Afdeling 4. Overgang naar fiscaal stelsel voor de BES eilanden

Artikel XVII

Bij ministeriële regeling kunnen nadere regels worden vastgesteld ter zake van de overgang van tot het tijdstip van inwerkingtreding op de BES eilanden geheven belastingen naar de Belastingwet BES, de Douane- en Accijnswet BES, de Wet inkomstenbelasting BES en de Wet loonbelasting BES.

Hoofdstuk IIh. Vervallen voorzieningen van overgangsrechtelijke aard in Wet geldstelsel BES

[Treedt in werking op een nader te bepalen tijdstip]

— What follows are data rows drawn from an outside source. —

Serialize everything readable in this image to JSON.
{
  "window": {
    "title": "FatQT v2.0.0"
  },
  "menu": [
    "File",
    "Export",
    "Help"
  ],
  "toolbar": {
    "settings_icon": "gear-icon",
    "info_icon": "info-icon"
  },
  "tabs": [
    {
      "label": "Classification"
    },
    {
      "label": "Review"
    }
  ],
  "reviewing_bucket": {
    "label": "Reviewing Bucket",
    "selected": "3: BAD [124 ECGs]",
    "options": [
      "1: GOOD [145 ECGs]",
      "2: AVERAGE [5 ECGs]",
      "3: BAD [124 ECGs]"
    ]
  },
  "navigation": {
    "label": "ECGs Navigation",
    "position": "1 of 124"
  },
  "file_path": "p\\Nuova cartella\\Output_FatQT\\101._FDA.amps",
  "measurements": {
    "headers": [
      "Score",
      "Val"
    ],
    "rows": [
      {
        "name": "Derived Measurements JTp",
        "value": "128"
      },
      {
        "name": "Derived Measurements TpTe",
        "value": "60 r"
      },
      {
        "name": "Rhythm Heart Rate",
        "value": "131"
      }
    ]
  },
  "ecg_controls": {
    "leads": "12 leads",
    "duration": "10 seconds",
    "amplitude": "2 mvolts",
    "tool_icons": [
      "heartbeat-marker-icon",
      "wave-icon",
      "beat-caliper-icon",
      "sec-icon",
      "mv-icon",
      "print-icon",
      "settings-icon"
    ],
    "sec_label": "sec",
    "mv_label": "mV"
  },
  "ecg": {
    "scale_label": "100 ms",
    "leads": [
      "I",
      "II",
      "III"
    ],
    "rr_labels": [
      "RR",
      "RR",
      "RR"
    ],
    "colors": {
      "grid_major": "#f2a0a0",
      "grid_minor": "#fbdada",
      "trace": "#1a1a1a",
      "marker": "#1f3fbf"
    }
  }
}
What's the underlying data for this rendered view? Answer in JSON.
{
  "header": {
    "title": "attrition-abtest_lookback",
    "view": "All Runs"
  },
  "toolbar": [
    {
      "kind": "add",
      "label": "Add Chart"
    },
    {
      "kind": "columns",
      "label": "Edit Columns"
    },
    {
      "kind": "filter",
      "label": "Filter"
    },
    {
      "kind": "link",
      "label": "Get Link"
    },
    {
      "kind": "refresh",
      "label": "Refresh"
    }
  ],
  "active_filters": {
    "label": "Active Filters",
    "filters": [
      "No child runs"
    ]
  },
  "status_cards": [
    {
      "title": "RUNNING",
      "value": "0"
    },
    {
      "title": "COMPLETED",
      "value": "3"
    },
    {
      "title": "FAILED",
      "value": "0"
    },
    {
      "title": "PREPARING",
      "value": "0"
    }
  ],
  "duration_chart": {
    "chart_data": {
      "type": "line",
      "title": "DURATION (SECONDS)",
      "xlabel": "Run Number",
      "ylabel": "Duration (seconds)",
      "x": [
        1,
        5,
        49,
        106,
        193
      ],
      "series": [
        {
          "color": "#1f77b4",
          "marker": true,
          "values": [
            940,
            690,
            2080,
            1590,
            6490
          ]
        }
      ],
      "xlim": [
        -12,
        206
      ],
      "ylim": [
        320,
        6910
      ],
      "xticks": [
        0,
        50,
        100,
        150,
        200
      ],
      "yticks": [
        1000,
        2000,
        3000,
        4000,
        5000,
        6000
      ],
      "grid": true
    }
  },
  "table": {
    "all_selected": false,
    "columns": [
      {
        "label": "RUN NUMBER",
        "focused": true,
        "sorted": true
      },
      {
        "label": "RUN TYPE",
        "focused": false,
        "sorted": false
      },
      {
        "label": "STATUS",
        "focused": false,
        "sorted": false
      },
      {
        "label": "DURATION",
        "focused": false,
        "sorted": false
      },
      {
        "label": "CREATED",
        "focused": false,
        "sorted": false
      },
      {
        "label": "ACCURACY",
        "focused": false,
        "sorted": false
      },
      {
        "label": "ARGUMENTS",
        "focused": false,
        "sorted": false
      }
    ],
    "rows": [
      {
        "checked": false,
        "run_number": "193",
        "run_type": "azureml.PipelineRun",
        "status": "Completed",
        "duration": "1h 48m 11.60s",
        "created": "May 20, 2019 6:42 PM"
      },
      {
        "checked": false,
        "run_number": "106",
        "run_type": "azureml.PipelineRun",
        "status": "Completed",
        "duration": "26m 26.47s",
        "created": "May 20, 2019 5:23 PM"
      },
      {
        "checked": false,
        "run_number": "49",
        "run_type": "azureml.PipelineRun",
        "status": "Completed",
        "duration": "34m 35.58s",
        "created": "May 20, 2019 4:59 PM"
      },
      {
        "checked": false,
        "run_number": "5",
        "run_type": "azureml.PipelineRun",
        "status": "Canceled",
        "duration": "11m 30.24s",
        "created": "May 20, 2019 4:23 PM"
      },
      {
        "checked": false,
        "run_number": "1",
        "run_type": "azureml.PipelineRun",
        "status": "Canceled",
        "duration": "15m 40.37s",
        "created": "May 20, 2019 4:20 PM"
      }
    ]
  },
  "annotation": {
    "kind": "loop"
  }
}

Dit onderdeel is (nog) niet in werking getreden; zie het overzicht van wijzigingen

Hoofdstuk III. Slotbepalingen

Artikel I

Bij ministeriële regeling kunnen regels worden gesteld ter zake van de uitvoering van deze wet.

Artikel II

  • 1 Deze wet treedt in werking op een bij koninklijk besluit te bepalen tijdstip, dat voor de verschillende hoofdstukken, artikelen of onderdelen daarvan verschillend kan worden vastgesteld.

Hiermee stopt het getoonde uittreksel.